BY JENNIFER KUSAPA
A man has been found guilty before the High Court of having raped his own daughter, twice on two separate occasions in 2016.
The man is a teacher by profession, and was teaching in one of the schools in Isabel when the incidents occurred.
He was charged with two counts of rape pursuant to section 136F (1) (a) and (b) of the Penal Code [cap. 26], as amended by the Penal Code (Amendment) (Sexual Offences) Act 2016 (“the Amendment Act 2016”).
He denied the charges and a trial was conducted on his case.
The man had defended himself by claiming that the sexual intercourse was consensual on both occasions.
Chief Justice Sir Albert Palmer, in passing judgement, explained that the burden of proof lies with the prosecution to prove beyond a reasonable doubt that sexual intercourse was without consent and that the defendant knew or was reckless as to that issue of lack of consent.
“I have had the opportunity to carefully assess the evidence of the victim, observe her demeanour in court and find that throughout she had remained consistent, clear and unfazed about the issue of consent, that she repeatedly refused to have sex with him and denied his advances.
“I am satisfied this denial or refusal would have been more than sufficient to convey plainly and clearly to the defendant in no uncertain terms, of her lack of consent. He could not have been mistaken or confused about that plain fact.
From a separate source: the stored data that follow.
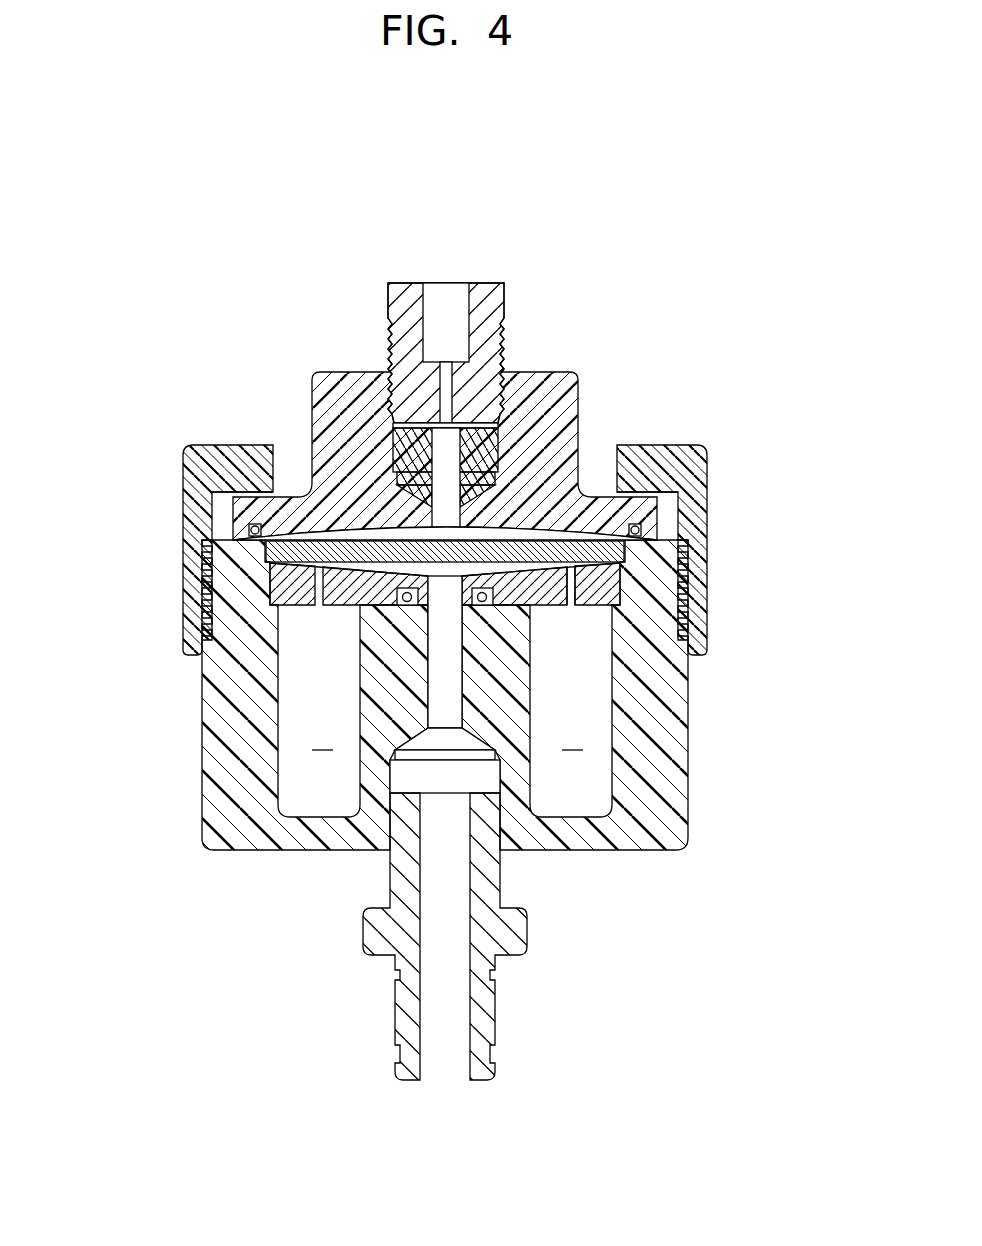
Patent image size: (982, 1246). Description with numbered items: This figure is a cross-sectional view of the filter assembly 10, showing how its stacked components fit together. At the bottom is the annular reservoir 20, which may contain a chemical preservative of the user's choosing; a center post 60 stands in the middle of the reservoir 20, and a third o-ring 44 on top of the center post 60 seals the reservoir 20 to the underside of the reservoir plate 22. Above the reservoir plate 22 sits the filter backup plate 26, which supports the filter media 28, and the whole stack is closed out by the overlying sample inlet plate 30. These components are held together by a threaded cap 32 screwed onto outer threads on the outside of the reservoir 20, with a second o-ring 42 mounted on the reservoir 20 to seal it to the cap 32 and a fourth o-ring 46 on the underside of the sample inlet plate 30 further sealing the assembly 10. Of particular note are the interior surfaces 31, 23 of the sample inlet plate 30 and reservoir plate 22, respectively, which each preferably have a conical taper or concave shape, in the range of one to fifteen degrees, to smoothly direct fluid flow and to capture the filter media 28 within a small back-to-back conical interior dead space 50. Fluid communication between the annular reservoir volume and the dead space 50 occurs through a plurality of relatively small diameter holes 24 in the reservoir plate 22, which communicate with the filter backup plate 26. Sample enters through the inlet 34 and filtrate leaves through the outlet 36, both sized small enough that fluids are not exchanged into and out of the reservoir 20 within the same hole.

The filter assembly 10 is at (598, 208).
The annular reservoir 20 is at (682, 757).
The reservoir plate 22 is at (358, 588).
The interior surface of reservoir plate 23 is at (360, 608).
The small diameter holes 24 is at (569, 606).
The filter backup plate 26 is at (686, 575).
The filter media 28 is at (660, 497).
The sample inlet plate 30 is at (565, 378).
The interior surface of sample inlet plate 31 is at (387, 530).
The threaded cap 32 is at (627, 446).
The inlet 34 is at (481, 297).
The outlet 36 is at (512, 940).
The second o-ring 42 is at (203, 628).
The third o-ring 44 is at (400, 603).
The fourth o-ring 46 is at (253, 530).
The dead space 50 is at (477, 567).
The center post 60 is at (502, 669).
He should have known and ought to have known that she did not want to have sex with him for the plain and simple reason that he was her ‘real father’, that it was wrong and that he knew that she was afraid of him,” Palmer said.
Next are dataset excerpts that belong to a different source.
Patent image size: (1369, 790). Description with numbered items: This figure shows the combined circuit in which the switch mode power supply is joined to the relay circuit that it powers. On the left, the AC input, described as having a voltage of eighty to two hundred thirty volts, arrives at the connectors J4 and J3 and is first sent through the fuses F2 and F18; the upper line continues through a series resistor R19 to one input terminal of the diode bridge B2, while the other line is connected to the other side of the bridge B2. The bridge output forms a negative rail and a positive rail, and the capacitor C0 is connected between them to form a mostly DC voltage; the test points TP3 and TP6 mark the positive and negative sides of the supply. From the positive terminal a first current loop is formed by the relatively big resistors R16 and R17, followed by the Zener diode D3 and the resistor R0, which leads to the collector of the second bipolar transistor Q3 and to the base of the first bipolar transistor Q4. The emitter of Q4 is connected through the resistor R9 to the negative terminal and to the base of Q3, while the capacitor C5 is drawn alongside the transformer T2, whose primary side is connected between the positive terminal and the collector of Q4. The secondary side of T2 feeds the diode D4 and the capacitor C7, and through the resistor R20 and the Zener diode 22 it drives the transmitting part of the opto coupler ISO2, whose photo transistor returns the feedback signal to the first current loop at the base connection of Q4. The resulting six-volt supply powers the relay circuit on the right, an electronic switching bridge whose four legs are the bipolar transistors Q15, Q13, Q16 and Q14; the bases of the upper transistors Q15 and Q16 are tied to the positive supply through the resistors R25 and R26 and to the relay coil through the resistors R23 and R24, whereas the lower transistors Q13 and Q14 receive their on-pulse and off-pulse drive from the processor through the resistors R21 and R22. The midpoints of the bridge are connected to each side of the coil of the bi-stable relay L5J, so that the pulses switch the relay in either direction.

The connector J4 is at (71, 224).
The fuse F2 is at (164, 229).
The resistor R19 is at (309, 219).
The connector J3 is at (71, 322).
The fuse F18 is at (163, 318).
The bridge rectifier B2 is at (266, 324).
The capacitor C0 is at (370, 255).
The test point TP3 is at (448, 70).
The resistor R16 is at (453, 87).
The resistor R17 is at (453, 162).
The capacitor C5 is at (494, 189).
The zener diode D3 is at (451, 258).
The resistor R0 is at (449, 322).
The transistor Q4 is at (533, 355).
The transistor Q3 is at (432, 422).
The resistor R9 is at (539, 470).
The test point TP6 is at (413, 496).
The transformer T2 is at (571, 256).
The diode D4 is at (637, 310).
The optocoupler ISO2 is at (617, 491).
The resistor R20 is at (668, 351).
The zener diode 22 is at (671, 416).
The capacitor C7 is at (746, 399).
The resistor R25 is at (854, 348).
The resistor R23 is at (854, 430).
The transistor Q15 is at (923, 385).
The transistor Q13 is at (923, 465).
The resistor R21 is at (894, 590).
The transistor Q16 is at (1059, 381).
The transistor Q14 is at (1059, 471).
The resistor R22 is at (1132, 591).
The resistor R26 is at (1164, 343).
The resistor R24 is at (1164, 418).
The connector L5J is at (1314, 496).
He also said there is ample evidence before the court that the victim did not agree or consent to the request for sexual intercourse on both occasions, for the reason inter alia, that he was her “real” father and that she was ashamed, apart from her fear of being hurt or harmed.
The evidence adduced by prosecution has been quite clear and consistent throughout, that she was never a willing participant to the demands of the defendant for sexual intercourse. On each occasion she was asked, she said no to him. This would have been plain and compelling evidence of lack of consent, and has not been discredited by defence, Palmer said.
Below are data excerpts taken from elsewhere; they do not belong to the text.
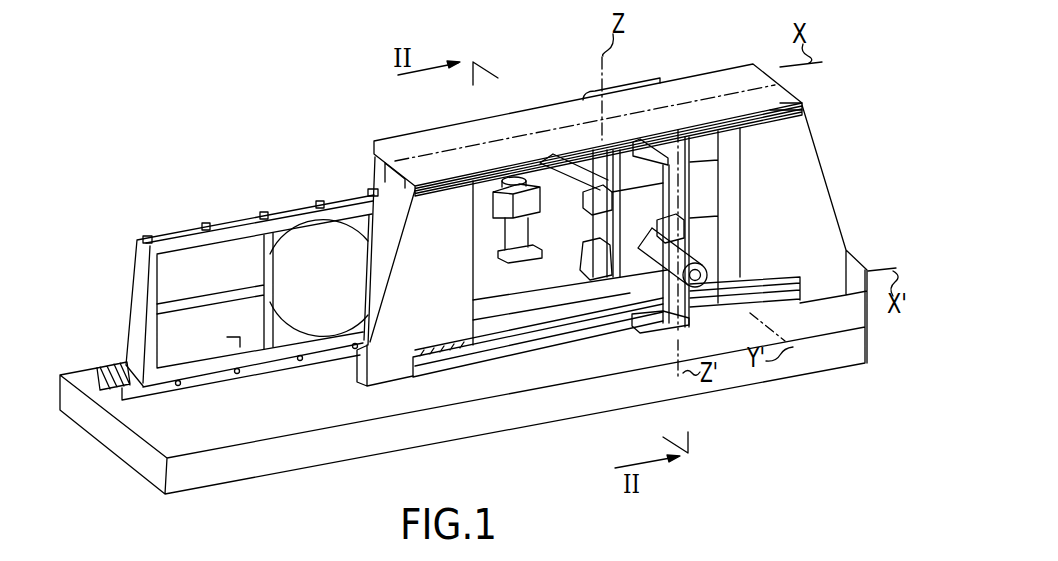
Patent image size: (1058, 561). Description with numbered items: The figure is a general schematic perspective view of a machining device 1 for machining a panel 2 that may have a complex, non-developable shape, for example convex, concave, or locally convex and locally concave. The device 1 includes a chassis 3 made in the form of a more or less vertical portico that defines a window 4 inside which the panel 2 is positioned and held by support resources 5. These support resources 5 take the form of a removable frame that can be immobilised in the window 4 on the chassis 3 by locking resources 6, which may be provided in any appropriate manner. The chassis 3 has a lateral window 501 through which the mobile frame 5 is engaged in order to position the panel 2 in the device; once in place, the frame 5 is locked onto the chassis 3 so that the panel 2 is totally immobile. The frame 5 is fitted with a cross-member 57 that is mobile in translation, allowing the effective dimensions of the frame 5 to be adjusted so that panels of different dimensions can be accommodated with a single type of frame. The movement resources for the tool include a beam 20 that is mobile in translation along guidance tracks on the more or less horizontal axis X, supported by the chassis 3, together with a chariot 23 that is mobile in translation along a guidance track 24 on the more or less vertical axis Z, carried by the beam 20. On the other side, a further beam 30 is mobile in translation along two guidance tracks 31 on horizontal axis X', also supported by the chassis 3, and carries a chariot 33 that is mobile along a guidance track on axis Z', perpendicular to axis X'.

The machining device 1 is at (172, 216).
The panel 2 is at (303, 247).
The chassis 3 is at (813, 227).
The window 4 is at (547, 308).
The support resources 5 is at (135, 323).
The locking resources 6 is at (262, 214).
The beam 20 is at (636, 82).
The chariot 23 is at (598, 148).
The guidance track 24 is at (595, 263).
The beam 30 is at (707, 182).
The guidance tracks 31 is at (802, 110).
The chariot 33 is at (690, 222).
The cross-member 57 is at (262, 262).
The lateral window 501 is at (372, 189).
He added, the defendant (father) should have known that as a father, he held an inherent position of authority, power, trust and responsibility towards his daughter and that if he persisted in his demands and actions, the daughter was bound to comply. If he did not know, then he was reckless to that most obvious fact.
“As a father she respected and trusted him that he would not even think of asking her to do such a disgraceful and shameful thing to her, his own daughter, but he did not. He forgot about all those restraints and compelled her to have sex with him.
“I am satisfied prosecution have established on the evidence the elements of the offences of rape on both occasions and he should be convicted accordingly.”
Palmer then adjourned the case for July 2, 2021 for sentencing submission.